Is gradient calculated based on the last forward operation?

Hi I have a bad feeling about on my code, although it does not return any error.

    for idx, inputs in enumerate(data_loader):
        data_time.update(time.time() - end)
        bsz = inputs.size(0)

        config.STEP = config.STEP + 1
        inputs =
        # forward
        # TODO: update???
        x1, x2 = torch.split(inputs, [3, 3], dim=1)
        x1 = x1.cuda(non_blocking=True)
        x2 = x2.cuda(non_blocking=True)

        with torch.set_grad_enabled(config.TRAIN_BACKBONE):
            fea1 = net(x1)
            fea2 = net(x2)

I am calculating the loss based on the fea1 and fea2. Is that correct? Does fea1 contribute to the gradient?
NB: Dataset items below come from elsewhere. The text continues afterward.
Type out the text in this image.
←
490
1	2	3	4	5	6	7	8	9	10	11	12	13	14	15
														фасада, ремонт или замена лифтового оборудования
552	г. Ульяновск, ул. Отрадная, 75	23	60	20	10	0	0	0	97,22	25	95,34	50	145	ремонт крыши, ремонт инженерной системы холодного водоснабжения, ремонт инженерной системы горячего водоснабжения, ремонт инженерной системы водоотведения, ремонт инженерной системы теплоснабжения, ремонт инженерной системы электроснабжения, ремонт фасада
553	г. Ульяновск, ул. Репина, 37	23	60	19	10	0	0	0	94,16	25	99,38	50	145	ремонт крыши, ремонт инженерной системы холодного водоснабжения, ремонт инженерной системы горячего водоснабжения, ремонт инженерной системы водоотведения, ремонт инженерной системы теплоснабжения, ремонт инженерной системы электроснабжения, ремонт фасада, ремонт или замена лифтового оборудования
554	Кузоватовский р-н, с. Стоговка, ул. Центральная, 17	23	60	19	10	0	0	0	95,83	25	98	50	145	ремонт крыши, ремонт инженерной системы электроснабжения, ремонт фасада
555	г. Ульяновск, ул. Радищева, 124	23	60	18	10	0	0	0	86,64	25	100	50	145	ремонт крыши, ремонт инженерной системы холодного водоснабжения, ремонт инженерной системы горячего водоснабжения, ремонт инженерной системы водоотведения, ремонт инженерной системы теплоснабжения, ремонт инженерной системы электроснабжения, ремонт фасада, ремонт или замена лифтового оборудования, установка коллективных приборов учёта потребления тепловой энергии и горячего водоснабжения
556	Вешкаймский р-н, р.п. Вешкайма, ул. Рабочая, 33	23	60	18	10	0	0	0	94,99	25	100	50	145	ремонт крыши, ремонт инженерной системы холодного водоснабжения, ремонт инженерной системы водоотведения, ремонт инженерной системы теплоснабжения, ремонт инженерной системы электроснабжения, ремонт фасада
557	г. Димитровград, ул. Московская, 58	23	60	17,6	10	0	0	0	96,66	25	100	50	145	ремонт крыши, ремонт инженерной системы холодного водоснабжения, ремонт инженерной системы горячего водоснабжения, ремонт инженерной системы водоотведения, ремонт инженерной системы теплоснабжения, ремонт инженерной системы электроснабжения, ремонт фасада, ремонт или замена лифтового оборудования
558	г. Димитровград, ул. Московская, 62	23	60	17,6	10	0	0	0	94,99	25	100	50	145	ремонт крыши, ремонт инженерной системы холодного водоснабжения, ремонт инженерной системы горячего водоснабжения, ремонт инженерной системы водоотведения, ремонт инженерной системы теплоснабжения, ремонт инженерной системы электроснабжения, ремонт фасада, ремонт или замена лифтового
Anything that is computed in a differentiable way and that contribute to the loss will also contribute to the computes gradients. So yes, both will participate in the gradients in the paramters of net.

@albanD then can we split a large batch to N small batches, then get an accumulated results after N forwards to increase our batch size? I didn’t see some one used such a way to increase the batch size, instead they do accumulated based on the back propagated gradient.

You can do any combination, depending on what your constraints are. You can see this post for a more detailed description: Why do we need to set the gradients manually to zero in pytorch?

1 Like

Thanks for answering. Find out many interesting related discussion. :smiley: